Know Your Customer and related AML regulations can benefit both financial institutions and their users. These rules mitigate risk, improve security, protect institutional integrity, and keep bad actors off the books. In turn, regulators are satisfied and customers can feel reassured and more trusting of the companies they do business with. If used effectively, KYC can also help to replace obsolete verification systems, perform necessary services — like screening and registering new users — and make sure that high-profile transactions are fully compliant.
The History of Know Your Customer
For decades, the U.S. government has had regulations in place asking financial services companies to help them detect and prevent financial crimes. In 2001, as part of the USA PATRIOT Act, the United States Department of the Treasury detailed specific KYC processes that financial services firms must have in place, and in 2016, the Treasury elaborated on and applied these regulations to the FinTech sector. In 2013, the Department of the Treasury’s Financial Crimes Enforcement Network (FinCEN) published interpretive guidance FIN-2013-G001 that declared that administrators or exchangers of virtual currency are money services businesses under the Bank Secrecy Act and FinCEN regulations. Money services businesses are subject to the AML and KYC requirements of the Bank Secrecy Act.
So, What Is KYC?
AML regulations usually leave the specifics of the KYC process up to the regulated entities, using a risk-based determination of what rules are appropriate. These KYC programs generally include the following three basic components:
Customer Identification Program (CIP): As part of a CIP, a firm identifies a potential customer and verifies the customer’s identity via reliable and independent data. The specific features and documents that need verification vary depending on the local jurisdiction. At a minimum, a firm gathers a client’s name, date of birth, and address. Other possible data could include social security number, driver license, and passport. Some firms require videos or selfies as part of their identity verification, and others provide customers with a Know Your Customer form or template as the first step in verifying their identity.
Customer Due Diligence (CDD): This type of due diligence is essentially a thorough background check of a prospective client. CDD seeks to understand any risk that a new customer potentially could bring to a business and exposes fraudulent behavior. If warranted, some companies will use an enhanced due diligence (EDD) process, which is simply a deeper dive into assessing a potential customer’s risk level. EDD procedures are usually conducted manually by trained compliance officers, and they can be extremely rigorous depending on the person being vetted and the financial institution’s desire for subjectivity.
Ongoing Monitoring/Risk Management: Sometimes firms separate ongoing monitoring and risk management, with risk management becoming a fourth step. But, essentially they serve the same purpose: to nip any suspicious behavior in the bud, a financial services company must continue to oversee its customers and their transactions thoroughly and consistently, paying particular attention to large or unusual transactions.

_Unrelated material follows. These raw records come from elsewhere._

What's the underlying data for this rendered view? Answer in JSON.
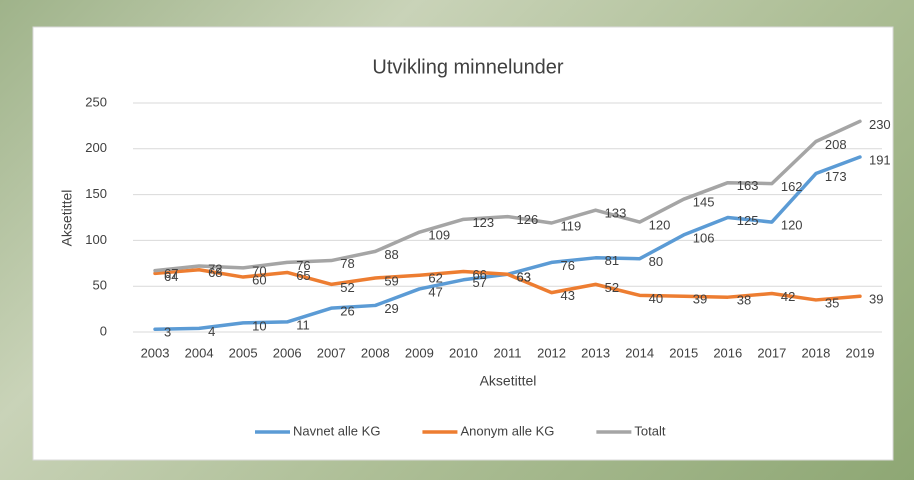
{
  "chart_data": {
    "type": "line",
    "title": "Utvikling minnelunder",
    "x_label": "Aksetittel",
    "y_label": "Aksetittel",
    "categories": [
      "2003",
      "2004",
      "2005",
      "2006",
      "2007",
      "2008",
      "2009",
      "2010",
      "2011",
      "2012",
      "2013",
      "2014",
      "2015",
      "2016",
      "2017",
      "2018",
      "2019"
    ],
    "series": [
      {
        "name": "Navnet alle KG",
        "color": "#5b9bd5",
        "values": [
          3,
          4,
          10,
          11,
          26,
          29,
          47,
          57,
          63,
          76,
          81,
          80,
          106,
          125,
          120,
          173,
          191
        ]
      },
      {
        "name": "Anonym alle KG",
        "color": "#ed7d31",
        "values": [
          64,
          68,
          60,
          65,
          52,
          59,
          62,
          66,
          63,
          43,
          52,
          40,
          39,
          38,
          42,
          35,
          39
        ]
      },
      {
        "name": "Totalt",
        "color": "#a5a5a5",
        "values": [
          67,
          72,
          70,
          76,
          78,
          88,
          109,
          123,
          126,
          119,
          133,
          120,
          145,
          163,
          162,
          208,
          230
        ]
      }
    ],
    "ylim": [
      0,
      250
    ],
    "yticks": [
      0,
      50,
      100,
      150,
      200,
      250
    ],
    "grid": true,
    "legend": "bottom"
  }
}
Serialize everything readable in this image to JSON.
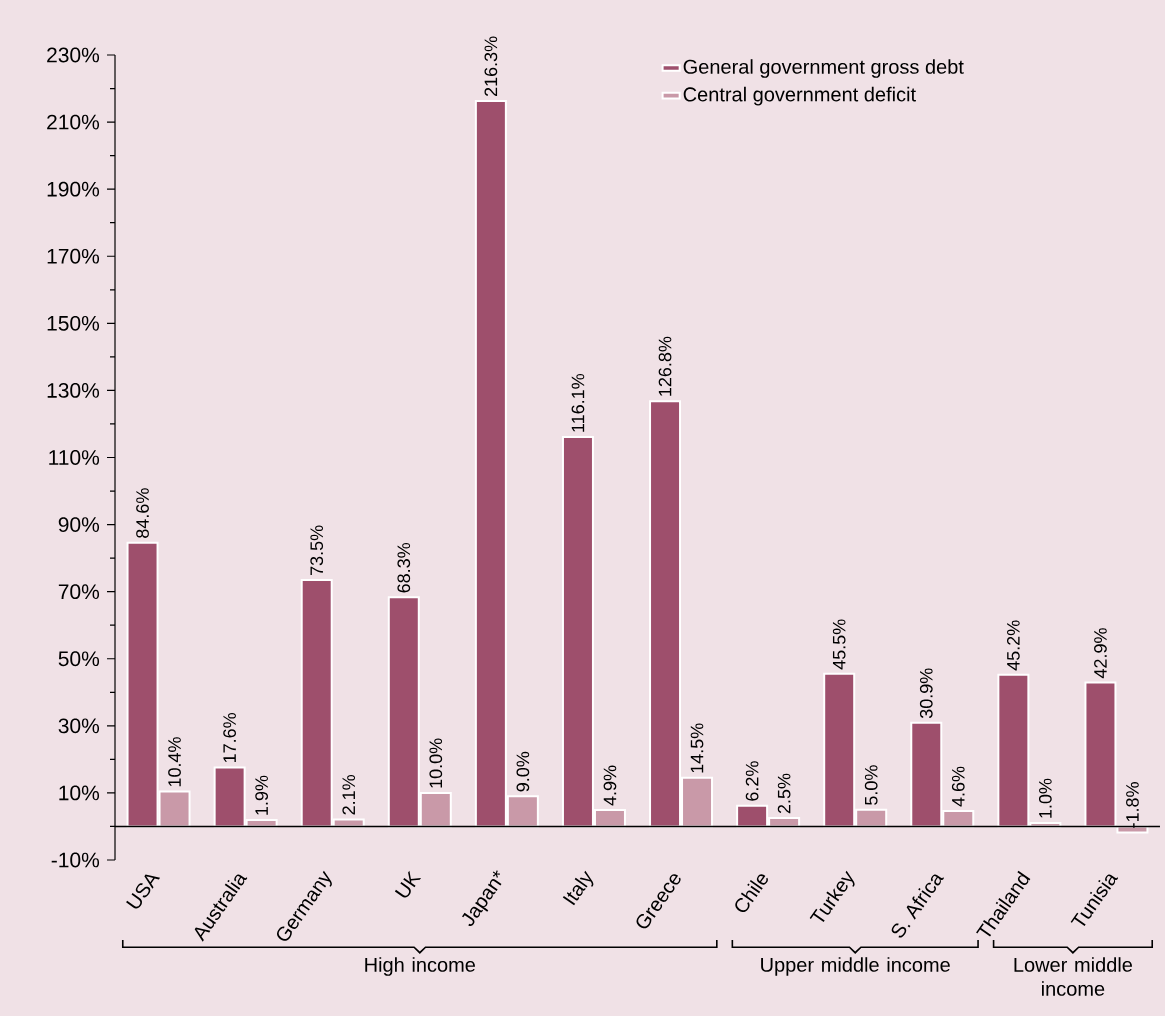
{
  "chart_data": {
    "type": "bar",
    "categories": [
      "USA",
      "Australia",
      "Germany",
      "UK",
      "Japan*",
      "Italy",
      "Greece",
      "Chile",
      "Turkey",
      "S. Africa",
      "Thailand",
      "Tunisia"
    ],
    "series": [
      {
        "name": "General government gross debt",
        "color": "#9e4f6c",
        "values": [
          84.6,
          17.6,
          73.5,
          68.3,
          216.3,
          116.1,
          126.8,
          6.2,
          45.5,
          30.9,
          45.2,
          42.9
        ],
        "value_labels": [
          "84.6%",
          "17.6%",
          "73.5%",
          "68.3%",
          "216.3%",
          "116.1%",
          "126.8%",
          "6.2%",
          "45.5%",
          "30.9%",
          "45.2%",
          "42.9%"
        ]
      },
      {
        "name": "Central government deficit",
        "color": "#c999a8",
        "values": [
          10.4,
          1.9,
          2.1,
          10.0,
          9.0,
          4.9,
          14.5,
          2.5,
          5.0,
          4.6,
          1.0,
          -1.8
        ],
        "value_labels": [
          "10.4%",
          "1.9%",
          "2.1%",
          "10.0%",
          "9.0%",
          "4.9%",
          "14.5%",
          "2.5%",
          "5.0%",
          "4.6%",
          "1.0%",
          "-1.8%"
        ]
      }
    ],
    "ylim": [
      -10,
      230
    ],
    "yticks": [
      {
        "value": -10,
        "label": "-10%"
      },
      {
        "value": 10,
        "label": "10%"
      },
      {
        "value": 30,
        "label": "30%"
      },
      {
        "value": 50,
        "label": "50%"
      },
      {
        "value": 70,
        "label": "70%"
      },
      {
        "value": 90,
        "label": "90%"
      },
      {
        "value": 110,
        "label": "110%"
      },
      {
        "value": 130,
        "label": "130%"
      },
      {
        "value": 150,
        "label": "150%"
      },
      {
        "value": 170,
        "label": "170%"
      },
      {
        "value": 190,
        "label": "190%"
      },
      {
        "value": 210,
        "label": "210%"
      },
      {
        "value": 230,
        "label": "230%"
      }
    ],
    "legend": "top right",
    "annotations": [
      "High income",
      "Upper middle income",
      "Lower middle income"
    ]
  }
}
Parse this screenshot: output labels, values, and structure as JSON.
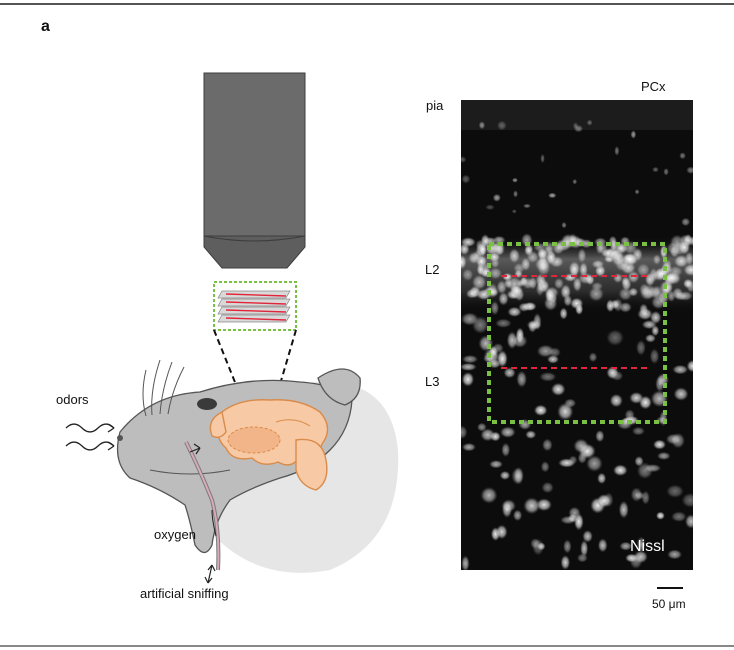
{
  "figure": {
    "panel_letter": "a",
    "left_labels": {
      "odors": "odors",
      "oxygen": "oxygen",
      "artificial_sniffing": "artificial sniffing"
    },
    "micrograph": {
      "region": "PCx",
      "layers": [
        "pia",
        "L2",
        "L3"
      ],
      "stain": "Nissl",
      "scale_bar": "50 μm"
    },
    "colors": {
      "objective": "#6b6b6b",
      "brain": "#f7c9a4",
      "brain_outline": "#d98b4a",
      "roi_box": "#7ac143",
      "imaging_plane": "#e0263a",
      "mouse_body": "#bdbdbd",
      "background_head": "#e6e6e6"
    }
  }
}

Know Your Customer and Cryptocurrency
Because the crypto industry is still relatively new, crypto regulations are also relatively new and still developing both with respect to their comprehensiveness and where and how they are applied. Depending on their location, business principles, and licensing regimes, crypto exchanges conduct varying levels of Know Your Customer programs. Some allow users to register an account without conducting a thorough KYC process, albeit with very limited functionality. These exchanges run the risk of regulatory noncompliance. Others allow onboarding of new customers with an uploaded photo ID, but with only a fixed small deposit and withdrawal limit. Crypto exchanges that want to permit the deposit, withdrawal, and transmission of large amounts of crypto, however, almost always need to vet their customers through a more comprehensive Know Your Customer verification process.